Theresa May ayant basé sa campagne sur la peur, Jeremy Corbyn s'est tourné vers les préoccupations de base de la population, juge Slavoy Zizek, philosophe slovène.
Theresa May s’est excusée, à l’issue des élections générales du 8 juin, devant les députés conservateurs pour avoir perdu la majorité parlementaire dont disposait son parti.
Theresa May a assumé la responsabilité de cet échec et juré de se rattraper, arguant : «Je suis celle qui nous a mis dans ce pétrin et je serai celle qui nous en sortira.» Dans un contexte où les spéculations sur son avenir politique vont bon train, la dirigeante du Parti conservateur se bat désormais pour former un gouvernement de coalition.

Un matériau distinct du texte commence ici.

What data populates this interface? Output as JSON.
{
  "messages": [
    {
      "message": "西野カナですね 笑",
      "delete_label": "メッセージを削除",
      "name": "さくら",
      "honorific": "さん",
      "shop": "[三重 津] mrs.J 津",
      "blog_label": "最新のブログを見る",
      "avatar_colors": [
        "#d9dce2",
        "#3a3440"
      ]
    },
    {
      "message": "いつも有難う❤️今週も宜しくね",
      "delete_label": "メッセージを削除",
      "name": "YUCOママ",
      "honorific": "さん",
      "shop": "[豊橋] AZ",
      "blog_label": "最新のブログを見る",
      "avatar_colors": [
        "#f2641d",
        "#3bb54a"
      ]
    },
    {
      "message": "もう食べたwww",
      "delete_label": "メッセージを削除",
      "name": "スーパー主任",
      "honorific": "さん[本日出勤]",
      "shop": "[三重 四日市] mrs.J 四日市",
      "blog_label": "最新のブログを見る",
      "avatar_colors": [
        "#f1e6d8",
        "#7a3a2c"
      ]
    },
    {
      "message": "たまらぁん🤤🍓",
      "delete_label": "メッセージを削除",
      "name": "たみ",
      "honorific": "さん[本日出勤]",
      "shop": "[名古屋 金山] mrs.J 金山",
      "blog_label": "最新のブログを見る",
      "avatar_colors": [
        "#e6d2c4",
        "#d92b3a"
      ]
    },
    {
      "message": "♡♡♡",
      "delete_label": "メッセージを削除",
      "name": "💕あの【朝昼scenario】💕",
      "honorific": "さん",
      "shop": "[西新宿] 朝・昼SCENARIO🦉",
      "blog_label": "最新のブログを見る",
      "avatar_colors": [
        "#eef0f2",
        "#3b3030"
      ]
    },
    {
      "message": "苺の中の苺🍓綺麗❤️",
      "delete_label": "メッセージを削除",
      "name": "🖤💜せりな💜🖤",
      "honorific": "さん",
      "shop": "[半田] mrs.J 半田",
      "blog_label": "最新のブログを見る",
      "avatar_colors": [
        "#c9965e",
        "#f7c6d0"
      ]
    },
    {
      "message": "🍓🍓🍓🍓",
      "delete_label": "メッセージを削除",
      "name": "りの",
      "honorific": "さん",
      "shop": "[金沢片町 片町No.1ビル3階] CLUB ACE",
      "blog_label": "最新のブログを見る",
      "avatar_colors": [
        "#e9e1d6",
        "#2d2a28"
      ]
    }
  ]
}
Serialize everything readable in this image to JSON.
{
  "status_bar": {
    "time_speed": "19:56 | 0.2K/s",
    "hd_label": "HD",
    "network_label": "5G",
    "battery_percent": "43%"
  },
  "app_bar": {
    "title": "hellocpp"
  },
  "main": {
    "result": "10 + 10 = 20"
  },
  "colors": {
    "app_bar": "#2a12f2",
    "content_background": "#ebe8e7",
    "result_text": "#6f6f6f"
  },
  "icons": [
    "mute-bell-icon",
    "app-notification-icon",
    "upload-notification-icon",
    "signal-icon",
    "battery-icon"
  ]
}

RT évoque ces élections et leurs répercussions avec Slavoj Zizek, directeur international de l’Institut Birbeck pour les sciences humaines.
RT :Theresa May semblait très sûre d’elle-même, la veille des élections. Comment expliquer cet échec ?

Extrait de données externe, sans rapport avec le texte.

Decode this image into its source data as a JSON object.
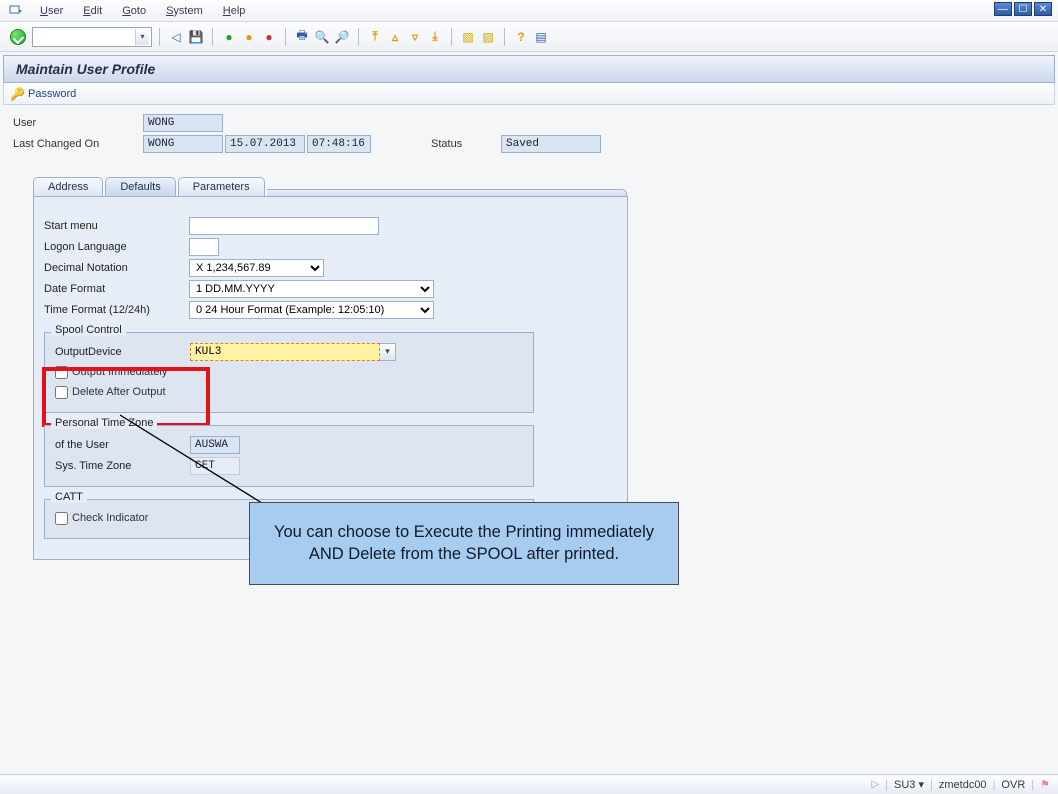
{
  "menu": {
    "items": [
      "User",
      "Edit",
      "Goto",
      "System",
      "Help"
    ]
  },
  "title": "Maintain User Profile",
  "linkbar": {
    "password": "Password"
  },
  "header": {
    "user_lbl": "User",
    "user_val": "WONG",
    "lastchg_lbl": "Last Changed On",
    "lastchg_by": "WONG",
    "lastchg_date": "15.07.2013",
    "lastchg_time": "07:48:16",
    "status_lbl": "Status",
    "status_val": "Saved"
  },
  "tabs": [
    "Address",
    "Defaults",
    "Parameters"
  ],
  "defaults": {
    "start_menu_lbl": "Start menu",
    "start_menu_val": "",
    "logon_lang_lbl": "Logon Language",
    "logon_lang_val": "",
    "decimal_lbl": "Decimal Notation",
    "decimal_val": "X 1,234,567.89",
    "dateformat_lbl": "Date Format",
    "dateformat_val": "1 DD.MM.YYYY",
    "timeformat_lbl": "Time Format (12/24h)",
    "timeformat_val": "0 24 Hour Format (Example: 12:05:10)"
  },
  "spool": {
    "group": "Spool Control",
    "outdev_lbl": "OutputDevice",
    "outdev_val": "KUL3",
    "out_imm_lbl": "Output Immediately",
    "del_after_lbl": "Delete After Output"
  },
  "tz": {
    "group": "Personal Time Zone",
    "user_lbl": "of the User",
    "user_val": "AUSWA",
    "sys_lbl": "Sys. Time Zone",
    "sys_val": "CET"
  },
  "catt": {
    "group": "CATT",
    "chk_lbl": "Check Indicator"
  },
  "annotation": "You can choose to Execute the Printing immediately AND Delete from the SPOOL after printed.",
  "status": {
    "tcode": "SU3",
    "system": "zmetdc00",
    "mode": "OVR"
  }
}
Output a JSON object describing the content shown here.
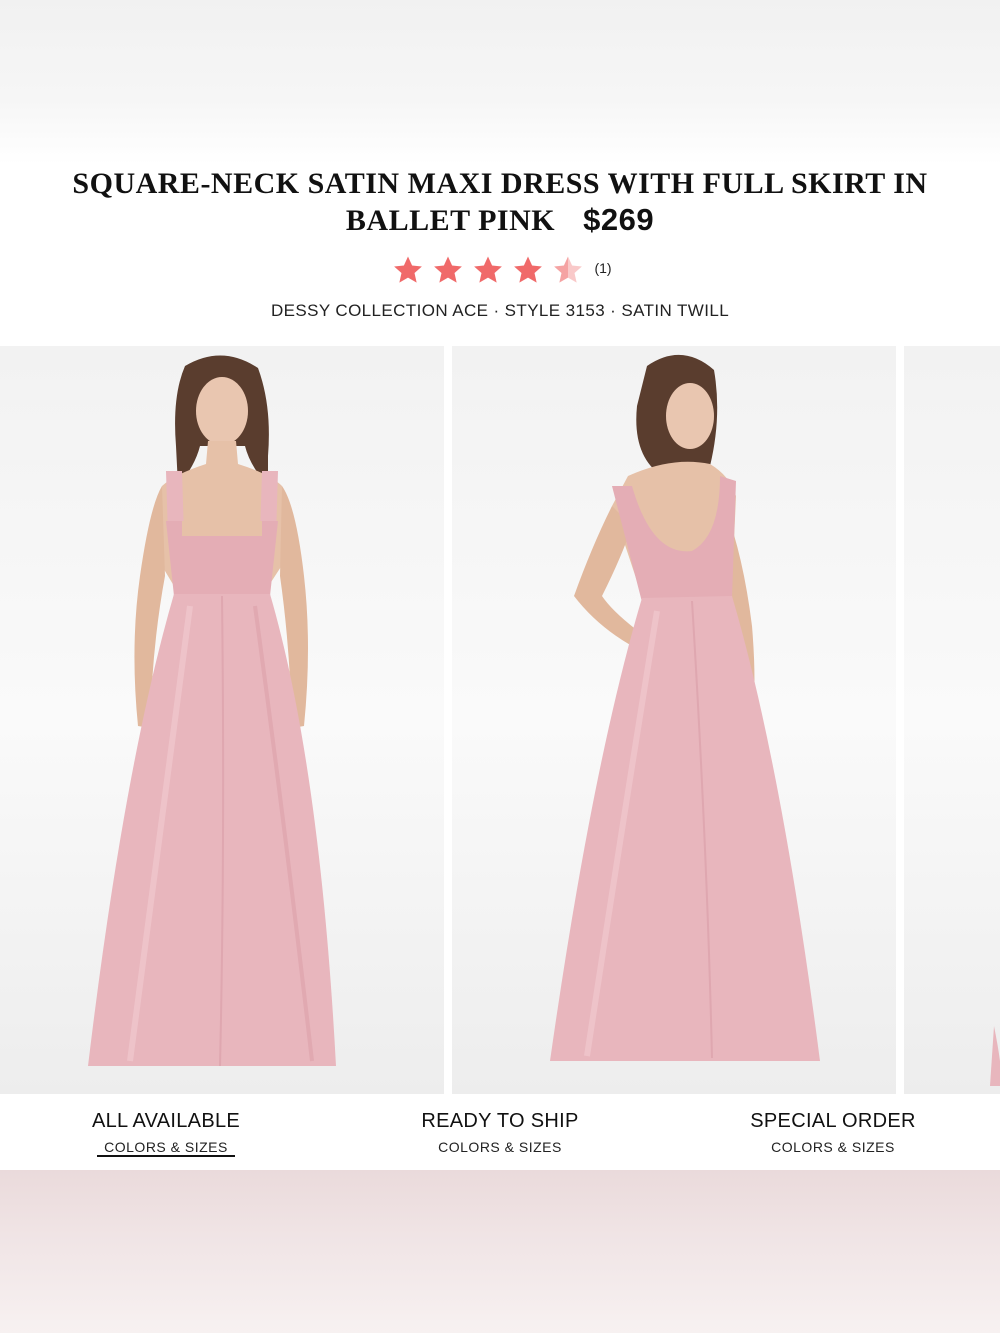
{
  "product": {
    "title": "SQUARE-NECK SATIN MAXI DRESS WITH FULL SKIRT IN BALLET PINK",
    "price": "$269",
    "rating": 4.5,
    "rating_max": 5,
    "review_count": "(1)",
    "meta": "DESSY COLLECTION ACE · STYLE 3153 · SATIN TWILL",
    "color_dress": "#e8b6bd",
    "color_star": "#f06a6a"
  },
  "gallery": {
    "images": [
      {
        "view": "front"
      },
      {
        "view": "back"
      },
      {
        "view": "partial"
      }
    ]
  },
  "tabs": [
    {
      "label": "ALL AVAILABLE",
      "sub": "COLORS & SIZES",
      "selected": true
    },
    {
      "label": "READY TO SHIP",
      "sub": "COLORS & SIZES",
      "selected": false
    },
    {
      "label": "SPECIAL ORDER",
      "sub": "COLORS & SIZES",
      "selected": false
    }
  ]
}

Slavoj Zizek (S.Z.) : Je crois que la seule chose que j'ai à dire est que ça a été un vrai miracle éthique et politique. La stratégie de Theresa May et du Parti conservateur était une politique de la peur : peur des terroristes, des immigrés, de l’Union européenne, etc. Un alarmisme quasiment obscène. Quand elle invoquait «la lutte contre le terrorisme », elle était prête à violer les droits de l’Homme. Ce qui relève de la politique contemporaine typique de la plupart des pays occidentaux.

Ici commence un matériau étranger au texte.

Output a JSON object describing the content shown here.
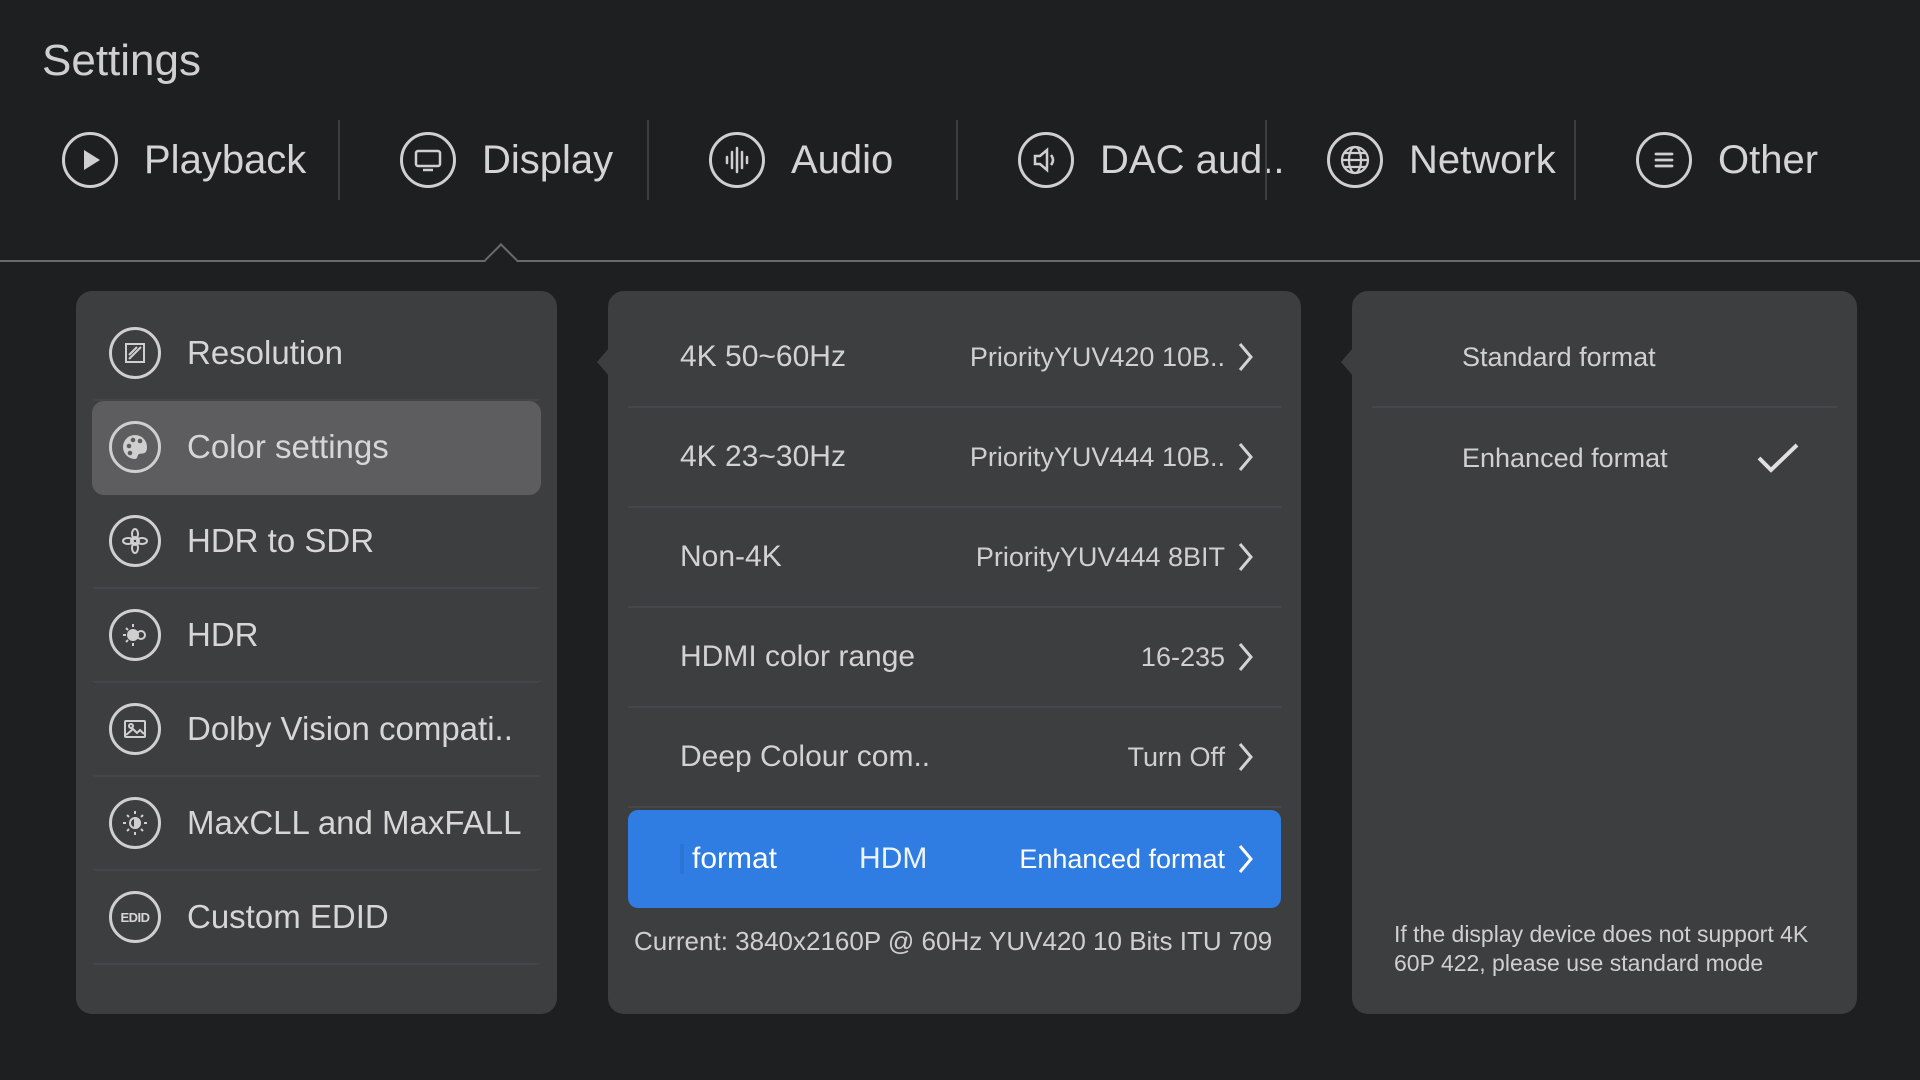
{
  "page_title": "Settings",
  "tabs": [
    {
      "label": "Playback",
      "icon": "play-icon"
    },
    {
      "label": "Display",
      "icon": "monitor-icon"
    },
    {
      "label": "Audio",
      "icon": "audio-waveform-icon"
    },
    {
      "label": "DAC aud..",
      "icon": "speaker-icon"
    },
    {
      "label": "Network",
      "icon": "globe-icon"
    },
    {
      "label": "Other",
      "icon": "menu-lines-icon"
    }
  ],
  "active_tab": "Display",
  "left_menu": [
    {
      "label": "Resolution",
      "icon": "resolution-icon"
    },
    {
      "label": "Color settings",
      "icon": "palette-icon"
    },
    {
      "label": "HDR to SDR",
      "icon": "aperture-icon"
    },
    {
      "label": "HDR",
      "icon": "hdr-sun-icon"
    },
    {
      "label": "Dolby Vision compati..",
      "icon": "picture-icon"
    },
    {
      "label": "MaxCLL and MaxFALL",
      "icon": "brightness-icon"
    },
    {
      "label": "Custom EDID",
      "icon": "edid-icon",
      "icon_text": "EDID"
    }
  ],
  "active_left_item": "Color settings",
  "color_rows": [
    {
      "label": "4K 50~60Hz",
      "value": "PriorityYUV420 10B.."
    },
    {
      "label": "4K 23~30Hz",
      "value": "PriorityYUV444 10B.."
    },
    {
      "label": "Non-4K",
      "value": "PriorityYUV444 8BIT"
    },
    {
      "label": "HDMI color range",
      "value": "16-235"
    },
    {
      "label": "Deep Colour com..",
      "value": "Turn Off"
    }
  ],
  "selected_row": {
    "label_part1": "format",
    "label_part2": "HDM",
    "value": "Enhanced format"
  },
  "current_info": "Current: 3840x2160P @ 60Hz  YUV420  10 Bits  ITU 709",
  "format_options": [
    {
      "label": "Standard format",
      "checked": false
    },
    {
      "label": "Enhanced format",
      "checked": true
    }
  ],
  "hint": "If the display device does not support 4K 60P 422, please use standard mode",
  "colors": {
    "background": "#1e1f21",
    "panel": "#3d3e40",
    "active_item": "#5d5d5f",
    "selected_accent": "#2f7ce3"
  }
}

C’est un signe formidable d'un point de vue éthique, cela montre que les gens ne peuvent être aussi si simplement manipulés
RT : L’exacerbation de la peur est un procédé qui, généralement, fonctionne. Pourquoi cela n'a-t-il pas été le cas cette fois-ci?
S.Z. : Jeremy Corbyn [...] a fait campagne d’une manière admirablement naïve. Il a ignoré tout [l'alarmisme de May], il n’a pas surenchéri sur ce terrain. Il s’est tout simplement adressé aux gens ordinaires, avec leurs préoccupations quotidiennes : la santé publique, les emplois, l’enseignement. Il a abordé ces questions. [...] C’est un signe formidable d'un point de vue éthique, qui démontre que les gens ne peuvent être si simplement manipulés.
R.T. : Corbyn s’est adressé aux gens ordinaires, Theresa May à l’élite et à la classe politique, c'est cela ?
S.Z. : Oui, mais elle n'agissait pas ainsi ouvertement. Elle a fait semblant de se préoccuper des gens ordinaire. Comment ? En manipulant leurs peurs. Corbyn n’est pas entré dans ce jeu. Savez-vous que le terme de «majorité morale» est associé au parti conservateur ? Pour moi, ces élections britanniques ont prouvé que c'était désormais le contraire. Ce sont les élites conservatrices au pouvoir qui sont décadentes, et c’est la gauche moderne qui représente aujourd’hui une majorité morale.
Corbyn s’est adressé aux gens ordinaires, sans évoquer aucune de ces préoccupations ringardes et populistes
RT : On parle beaucoup de la montée du populisme aux Etats-Unis et en Europe. Quel rôle le populisme a-t-il joué dans les élections britanniques ?
S.Z. : Si par «populisme», nous entendons cet alarmisme ringard, visant à monter la population contre une catégorie ciblée d’ennemi, il n’y en a eu aucune trace dans l’attitude de Corbyn. Lui s’est adressé aux gens ordinaires, sans évoquer aucune de ces préoccupations ringardes et populistes.
RT : Certains sont surpris de voir que Corbyn a été capable de résister, après avoir subi tant de défaites ces derniers mois et une vaste campagne médiatique dirigée contre lui…
S.Z. : J’estime, paradoxalement, qu’il n’a pas réussi malgré cette campagne, mais bel et bien grâce à cette campagne. «Corbyn est djihadiste, il soutient les terroristes» : cela a eu l’effet inverse, les gens ont tout à coup pris conscience [de la manipulation].
RT : Pensez-vous que, dans une certaine mesure, les médias ont échoué dans leur objectif d’assurer une base plus solide à Theresa May?
SZ : Oui, mais c’est un miracle. Malgré cette stratégie très complexe, élaborée par des centaines des spécialistes en relations publiques, de spin doctors, la décence et la sagesse de la population ont prévalu. Cela n’a pas marché. Et c’est une preuve que, non, il n'est pas vrai que nous vivons dans une société totalement manipulée, où n’importe quoi peut être vendu dans le bon emballage. Cela donne de l’espoir.